Tampouco tenho conta em lugar nenhum e isso é um pouco frustrante. Pegar fiado no bar, só quem é Ph.D. na botecagem. Pendurar uma conta, ou várias, te coloca em outro patamar. Você lê o nome do camarada sobre a página dos devedores no caderninho e logo pensa, “este tem as bases.” Ele é o mais xingado pelo dono. “Não aguento mais aquele lazarento enchendo o meu saco aqui dentro.” Ou, então, “cadê aquele desgraçado que ainda não apareceu hoje?” Meu sonho é ser xingado pelos donos dos bares que costumo ir. E pelas costas. É a prova cabal de que eles lembram de mim, sentem a minha falta como eu sinto a deles. Mandar pendurar, ficar devendo, sair de fininho sem pagar, ouvir o dono gritando da porta quando eu já estiver na esquina, “volte aqui seu sem-vergonha”, ou “não me apareça nunca mais.”

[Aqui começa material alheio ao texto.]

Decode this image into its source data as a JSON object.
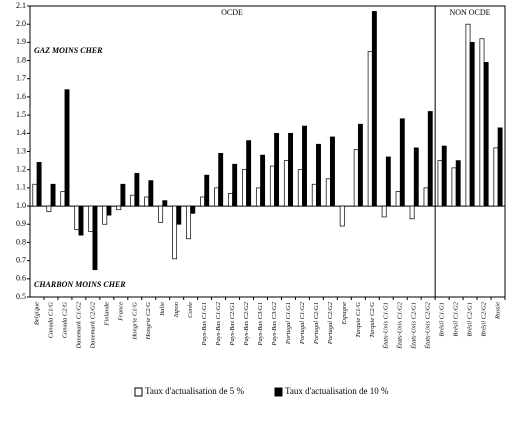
{
  "chart_data": {
    "type": "bar",
    "categories": [
      "Belgique",
      "Canada C1/G",
      "Canada C2/G",
      "Danemark C1/G2",
      "Danemark C2/G2",
      "Finlande",
      "France",
      "Hongrie C1/G",
      "Hongrie C2/G",
      "Italie",
      "Japon",
      "Corée",
      "Pays-Bas C1/G1",
      "Pays-Bas C1/G2",
      "Pays-Bas C2/G1",
      "Pays-Bas C2/G2",
      "Pays-Bas C3/G1",
      "Pays-Bas C3/G2",
      "Portugal C1/G1",
      "Portugal C1/G2",
      "Portugal C2/G1",
      "Portugal C2/G2",
      "Espagne",
      "Turquie C1/G",
      "Turquie C2/G",
      "États-Unis C1/G1",
      "États-Unis C1/G2",
      "États-Unis C2/G1",
      "États-Unis C2/G2",
      "Brésil C1/G1",
      "Brésil C1/G2",
      "Brésil C2/G1",
      "Brésil C2/G2",
      "Russie"
    ],
    "series": [
      {
        "name": "Taux d'actualisation de 5 %",
        "color": "#ffffff",
        "values": [
          1.12,
          0.97,
          1.08,
          0.87,
          0.86,
          0.9,
          0.98,
          1.06,
          1.05,
          0.91,
          0.71,
          0.82,
          1.05,
          1.1,
          1.07,
          1.2,
          1.1,
          1.22,
          1.25,
          1.2,
          1.12,
          1.15,
          0.89,
          1.31,
          1.85,
          0.94,
          1.08,
          0.93,
          1.1,
          1.25,
          1.21,
          2.0,
          1.92,
          1.32
        ]
      },
      {
        "name": "Taux d'actualisation de 10 %",
        "color": "#000000",
        "values": [
          1.24,
          1.12,
          1.64,
          0.84,
          0.65,
          0.95,
          1.12,
          1.18,
          1.14,
          1.03,
          0.9,
          0.96,
          1.17,
          1.29,
          1.23,
          1.36,
          1.28,
          1.4,
          1.4,
          1.44,
          1.34,
          1.38,
          1.0,
          1.45,
          2.07,
          1.27,
          1.48,
          1.32,
          1.52,
          1.33,
          1.25,
          1.9,
          1.79,
          1.43
        ]
      }
    ],
    "ylim": [
      0.5,
      2.1
    ],
    "yticks": [
      0.5,
      0.6,
      0.7,
      0.8,
      0.9,
      {
        "value": 1,
        "label": "1.0"
      },
      1.1,
      1.2,
      1.3,
      1.4,
      1.5,
      1.6,
      1.7,
      1.8,
      1.9,
      {
        "value": 2,
        "label": "2.0"
      },
      2.1
    ],
    "baseline": 1,
    "annotations": [
      "OCDE",
      "NON OCDE",
      "GAZ MOINS CHER",
      "CHARBON MOINS CHER"
    ],
    "legend": "bottom"
  }
}
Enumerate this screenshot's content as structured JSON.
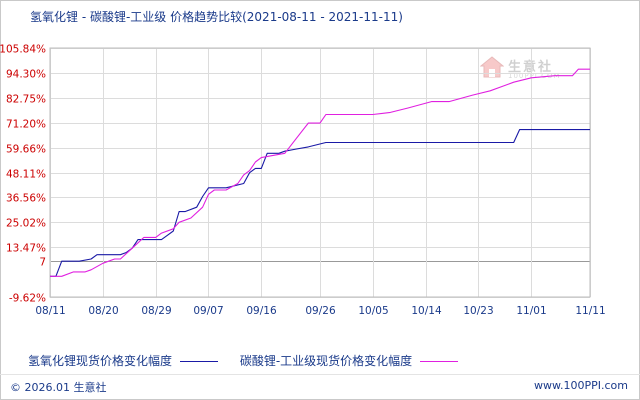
{
  "header": {
    "title": "氢氧化锂 - 碳酸锂-工业级 价格趋势比较",
    "date_range": "(2021-08-11 - 2021-11-11)"
  },
  "watermark": {
    "text": "生意社",
    "sub": "100PPI.COM"
  },
  "footer": {
    "copyright": "© 2026.01 生意社",
    "site": "www.100PPI.com"
  },
  "colors": {
    "series1": "#1a1aa6",
    "series2": "#e020e0",
    "ytick": "#cc0000",
    "grid": "#dcdcdc",
    "zero_line": "#999999"
  },
  "chart_data": {
    "type": "line",
    "title": "氢氧化锂 - 碳酸锂-工业级 价格趋势比较",
    "x_range": [
      "2021-08-11",
      "2021-11-11"
    ],
    "ylim": [
      -9.62,
      105.84
    ],
    "y_ticks": [
      "105.84%",
      "94.30%",
      "82.75%",
      "71.20%",
      "59.66%",
      "48.11%",
      "36.56%",
      "25.02%",
      "13.47%",
      "7",
      "-9.62%"
    ],
    "y_tick_values": [
      105.84,
      94.3,
      82.75,
      71.2,
      59.66,
      48.11,
      36.56,
      25.02,
      13.47,
      7,
      -9.62
    ],
    "x_ticks": [
      "08/11",
      "08/20",
      "08/29",
      "09/07",
      "09/16",
      "09/26",
      "10/05",
      "10/14",
      "10/23",
      "11/01",
      "11/11"
    ],
    "grid": true,
    "legend_position": "bottom",
    "series": [
      {
        "name": "氢氧化锂现货价格变化幅度",
        "color": "#1a1aa6",
        "x": [
          "2021-08-11",
          "2021-08-12",
          "2021-08-13",
          "2021-08-16",
          "2021-08-18",
          "2021-08-19",
          "2021-08-23",
          "2021-08-24",
          "2021-08-25",
          "2021-08-26",
          "2021-08-30",
          "2021-08-31",
          "2021-09-01",
          "2021-09-02",
          "2021-09-03",
          "2021-09-05",
          "2021-09-06",
          "2021-09-07",
          "2021-09-10",
          "2021-09-13",
          "2021-09-14",
          "2021-09-15",
          "2021-09-16",
          "2021-09-17",
          "2021-09-19",
          "2021-09-20",
          "2021-09-22",
          "2021-09-24",
          "2021-09-27",
          "2021-10-29",
          "2021-10-30",
          "2021-11-11"
        ],
        "y": [
          0,
          0,
          7,
          7,
          8,
          10,
          10,
          11,
          13,
          17,
          17,
          19,
          21,
          30,
          30,
          32,
          37,
          41,
          41,
          43,
          48,
          50,
          50,
          57,
          57,
          58,
          59,
          60,
          62,
          62,
          68,
          68
        ]
      },
      {
        "name": "碳酸锂-工业级现货价格变化幅度",
        "color": "#e020e0",
        "x": [
          "2021-08-11",
          "2021-08-13",
          "2021-08-15",
          "2021-08-17",
          "2021-08-18",
          "2021-08-20",
          "2021-08-22",
          "2021-08-23",
          "2021-08-25",
          "2021-08-27",
          "2021-08-29",
          "2021-08-30",
          "2021-09-01",
          "2021-09-02",
          "2021-09-04",
          "2021-09-06",
          "2021-09-07",
          "2021-09-08",
          "2021-09-10",
          "2021-09-12",
          "2021-09-13",
          "2021-09-14",
          "2021-09-15",
          "2021-09-16",
          "2021-09-20",
          "2021-09-22",
          "2021-09-24",
          "2021-09-26",
          "2021-09-27",
          "2021-09-30",
          "2021-10-05",
          "2021-10-08",
          "2021-10-11",
          "2021-10-15",
          "2021-10-18",
          "2021-10-22",
          "2021-10-25",
          "2021-10-27",
          "2021-10-29",
          "2021-11-01",
          "2021-11-05",
          "2021-11-08",
          "2021-11-09",
          "2021-11-11"
        ],
        "y": [
          0,
          0,
          2,
          2,
          3,
          6,
          8,
          8,
          13,
          18,
          18,
          20,
          22,
          25,
          27,
          32,
          38,
          40,
          40,
          43,
          47,
          49,
          53,
          55,
          57,
          64,
          71,
          71,
          75,
          75,
          75,
          76,
          78,
          81,
          81,
          84,
          86,
          88,
          90,
          92,
          93,
          93,
          96,
          96
        ]
      }
    ]
  }
}
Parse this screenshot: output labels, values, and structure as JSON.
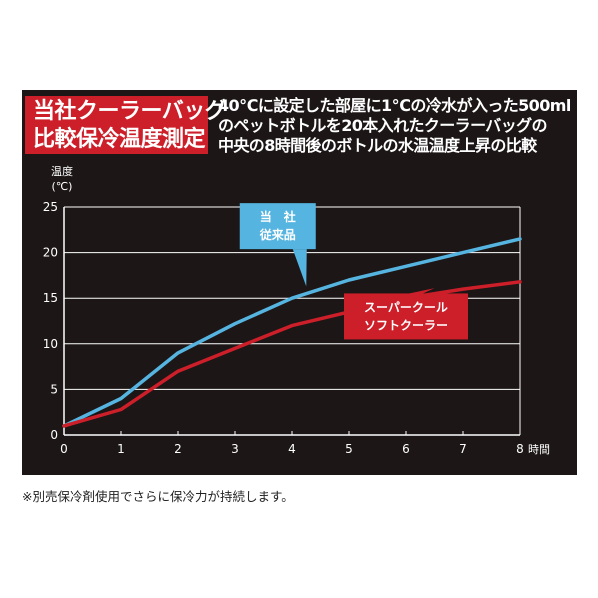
{
  "heading": {
    "title_line1": "当社クーラーバッグ",
    "title_line2": "比較保冷温度測定",
    "description_lines": [
      "40℃に設定した部屋に1℃の冷水が入った500ml",
      "のペットボトルを20本入れたクーラーバッグの",
      "中央の8時間後のボトルの水温温度上昇の比較"
    ]
  },
  "footnote": "※別売保冷剤使用でさらに保冷力が持続します。",
  "colors": {
    "panel_bg": "#1c1616",
    "title_bg": "#cc1f29",
    "series_blue": "#56b4e0",
    "series_red": "#cc1f29",
    "gridline": "#ffffff"
  },
  "chart_data": {
    "type": "line",
    "ylabel_line1": "温度",
    "ylabel_line2": "(℃)",
    "xlabel": "時間",
    "x": [
      0,
      1,
      2,
      3,
      4,
      5,
      6,
      7,
      8
    ],
    "xlim": [
      0,
      8
    ],
    "ylim": [
      0,
      25
    ],
    "yticks": [
      0,
      5,
      10,
      15,
      20,
      25
    ],
    "grid": true,
    "series": [
      {
        "name_lines": [
          "当　社",
          "従来品"
        ],
        "color": "#56b4e0",
        "values": [
          1.0,
          4.0,
          9.0,
          12.2,
          15.0,
          17.0,
          18.5,
          20.0,
          21.5
        ]
      },
      {
        "name_lines": [
          "スーパークール",
          "ソフトクーラー"
        ],
        "color": "#cc1f29",
        "values": [
          1.0,
          2.8,
          7.0,
          9.5,
          12.0,
          13.5,
          15.0,
          16.0,
          16.8
        ]
      }
    ]
  }
}
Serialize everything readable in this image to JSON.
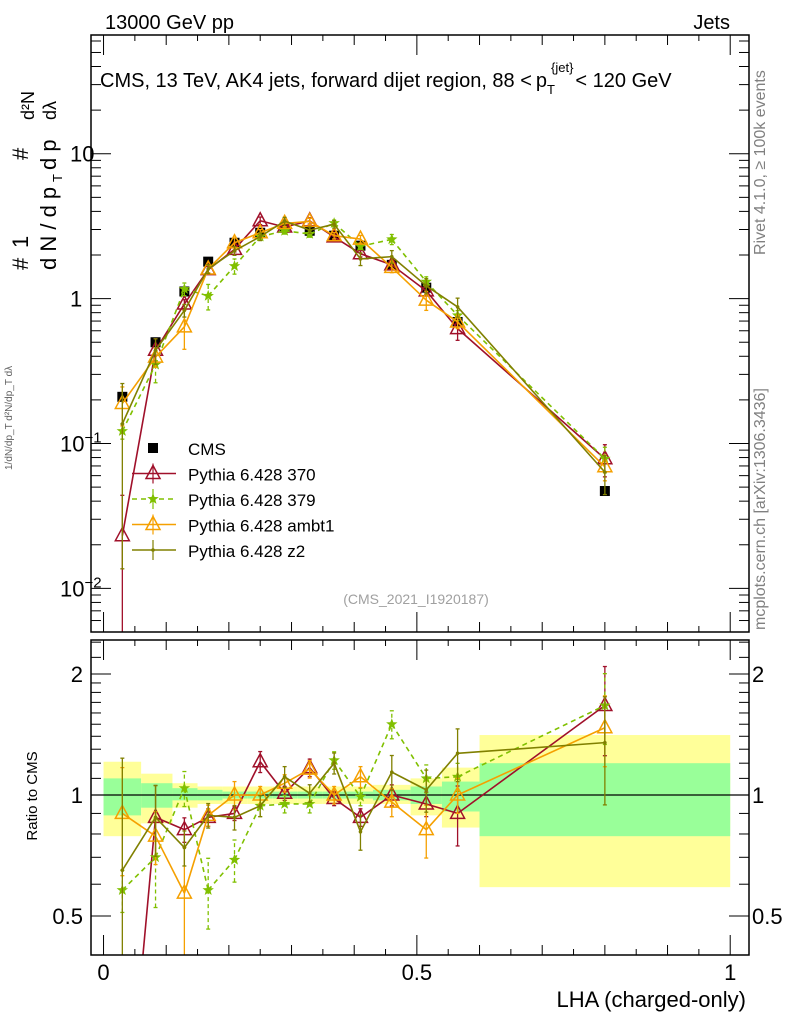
{
  "header": {
    "left": "13000 GeV pp",
    "right": "Jets"
  },
  "side_text": {
    "rivet": "Rivet 4.1.0, ≥ 100k events",
    "mcplots": "mcplots.cern.ch [arXiv:1306.3436]"
  },
  "analysis_id": "(CMS_2021_I1920187)",
  "chart_data": [
    {
      "type": "line",
      "panel": "main",
      "title": "CMS, 13 TeV, AK4 jets, forward dijet region, 88 < p_T^{jet} < 120 GeV",
      "title_parts": {
        "main": "CMS, 13 TeV, AK4 jets, forward dijet region, 88 <",
        "p": "p",
        "sub": "T",
        "sup": "{jet}",
        "tail": "< 120 GeV"
      },
      "ylabel": "1/dN/dp_T d²N/dp_T dλ",
      "ylabel_parts": {
        "hash": "#",
        "one": "1",
        "den": "d N / d p",
        "sub": "T",
        "num": "d²N",
        "den2": "d p",
        "lam": "dλ"
      },
      "yscale": "log",
      "ylim": [
        0.005,
        66
      ],
      "xlim": [
        -0.02,
        1.03
      ],
      "ytick_labels": [
        {
          "v": 0.01,
          "base": "10",
          "exp": "−2"
        },
        {
          "v": 0.1,
          "base": "10",
          "exp": "−1"
        },
        {
          "v": 1,
          "base": "1",
          "exp": ""
        },
        {
          "v": 10,
          "base": "10",
          "exp": ""
        }
      ],
      "legend_placement": "lower-left",
      "x": [
        0.03,
        0.083,
        0.129,
        0.167,
        0.209,
        0.25,
        0.289,
        0.329,
        0.368,
        0.41,
        0.46,
        0.515,
        0.565,
        0.8
      ],
      "data": {
        "name": "CMS",
        "values": [
          0.21,
          0.5,
          1.12,
          1.8,
          2.43,
          2.85,
          3.09,
          2.94,
          2.72,
          2.32,
          1.71,
          1.19,
          0.69,
          0.047
        ]
      },
      "series": [
        {
          "name": "Pythia 6.428 370",
          "color": "#a0102a",
          "marker": "open-triangle",
          "dash": false,
          "ratio": [
            0.11,
            0.88,
            0.82,
            0.88,
            0.9,
            1.21,
            1.01,
            1.17,
            0.98,
            0.88,
            1.0,
            0.95,
            0.9,
            1.67
          ],
          "rel_err": [
            0.9,
            0.2,
            0.07,
            0.05,
            0.04,
            0.06,
            0.04,
            0.05,
            0.04,
            0.05,
            0.06,
            0.07,
            0.17,
            0.25
          ]
        },
        {
          "name": "Pythia 6.428 379",
          "color": "#80c000",
          "marker": "star",
          "dash": true,
          "ratio": [
            0.58,
            0.7,
            1.04,
            0.58,
            0.69,
            0.94,
            0.95,
            0.95,
            1.22,
            0.99,
            1.5,
            1.1,
            1.11,
            1.67
          ],
          "rel_err": [
            0.12,
            0.25,
            0.1,
            0.2,
            0.12,
            0.06,
            0.05,
            0.05,
            0.05,
            0.05,
            0.08,
            0.08,
            0.08,
            0.2
          ]
        },
        {
          "name": "Pythia 6.428 ambt1",
          "color": "#f5a000",
          "marker": "open-triangle",
          "dash": false,
          "ratio": [
            0.9,
            0.79,
            0.57,
            0.89,
            1.0,
            1.0,
            1.07,
            1.16,
            1.0,
            1.11,
            0.96,
            0.82,
            1.0,
            1.47
          ],
          "rel_err": [
            0.3,
            0.15,
            0.3,
            0.06,
            0.08,
            0.05,
            0.05,
            0.05,
            0.05,
            0.06,
            0.08,
            0.15,
            0.1,
            0.2
          ]
        },
        {
          "name": "Pythia 6.428 z2",
          "color": "#808000",
          "marker": "dot",
          "dash": false,
          "ratio": [
            0.65,
            0.88,
            0.74,
            0.89,
            0.88,
            0.94,
            1.11,
            1.01,
            1.2,
            0.81,
            1.14,
            1.03,
            1.27,
            1.35
          ],
          "rel_err": [
            0.9,
            0.2,
            0.1,
            0.07,
            0.07,
            0.06,
            0.06,
            0.05,
            0.06,
            0.1,
            0.1,
            0.12,
            0.15,
            0.3
          ]
        }
      ]
    },
    {
      "type": "line",
      "panel": "ratio",
      "ylabel": "Ratio to CMS",
      "xlabel": "LHA (charged-only)",
      "yscale": "log2",
      "ylim": [
        0.4,
        2.43
      ],
      "ytick_labels": [
        {
          "v": 0.5,
          "t": "0.5"
        },
        {
          "v": 1,
          "t": "1"
        },
        {
          "v": 2,
          "t": "2"
        }
      ],
      "xtick_labels": [
        {
          "v": 0,
          "t": "0"
        },
        {
          "v": 0.5,
          "t": "0.5"
        },
        {
          "v": 1,
          "t": "1"
        }
      ],
      "band_edges": [
        0,
        0.06,
        0.11,
        0.15,
        0.19,
        0.23,
        0.27,
        0.31,
        0.35,
        0.39,
        0.43,
        0.49,
        0.54,
        0.6,
        1.0
      ],
      "band_total": [
        [
          0.79,
          1.21
        ],
        [
          0.85,
          1.13
        ],
        [
          0.93,
          1.07
        ],
        [
          0.95,
          1.05
        ],
        [
          0.95,
          1.05
        ],
        [
          0.95,
          1.05
        ],
        [
          0.95,
          1.05
        ],
        [
          0.95,
          1.05
        ],
        [
          0.95,
          1.05
        ],
        [
          0.95,
          1.05
        ],
        [
          0.95,
          1.06
        ],
        [
          0.89,
          1.1
        ],
        [
          0.83,
          1.17
        ],
        [
          0.59,
          1.41
        ]
      ],
      "band_stat": [
        [
          0.89,
          1.1
        ],
        [
          0.93,
          1.07
        ],
        [
          0.97,
          1.04
        ],
        [
          0.97,
          1.03
        ],
        [
          0.98,
          1.02
        ],
        [
          0.98,
          1.02
        ],
        [
          0.98,
          1.02
        ],
        [
          0.98,
          1.02
        ],
        [
          0.98,
          1.02
        ],
        [
          0.98,
          1.02
        ],
        [
          0.97,
          1.03
        ],
        [
          0.95,
          1.05
        ],
        [
          0.91,
          1.08
        ],
        [
          0.79,
          1.2
        ]
      ],
      "band_colors": {
        "total": "#ffff99",
        "stat": "#99ff99"
      }
    }
  ]
}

Outro dia me saíram com esta: disseram que todo dono de boteco sabe que o devedor bom é aquele que tem conta pendurada em vários botecos, que a fama dele o precede. Este pode até demorar, mas paga. É por isso que segue bebendo e comendo fiado nos lugares. O sujeito que não tem dívida em nenhum boteco não dá garantia nenhuma de que vai pagar, pode ser simplesmente um malandro. Estávamos num botequim que costumam chamar de semiaberto porque, dizem, vai gente de tornozeleira eletrônica. Tem ovo colorido em cima do balcão, vina com molho dentro da estufa e vários tipos de rollmóps. O mais jovem na mesa - depois de mim - já dobrou a curva dos setenta. O sujeito que contou a história, fiquei sabendo, deve em pelo menos quinze botecos diferentes.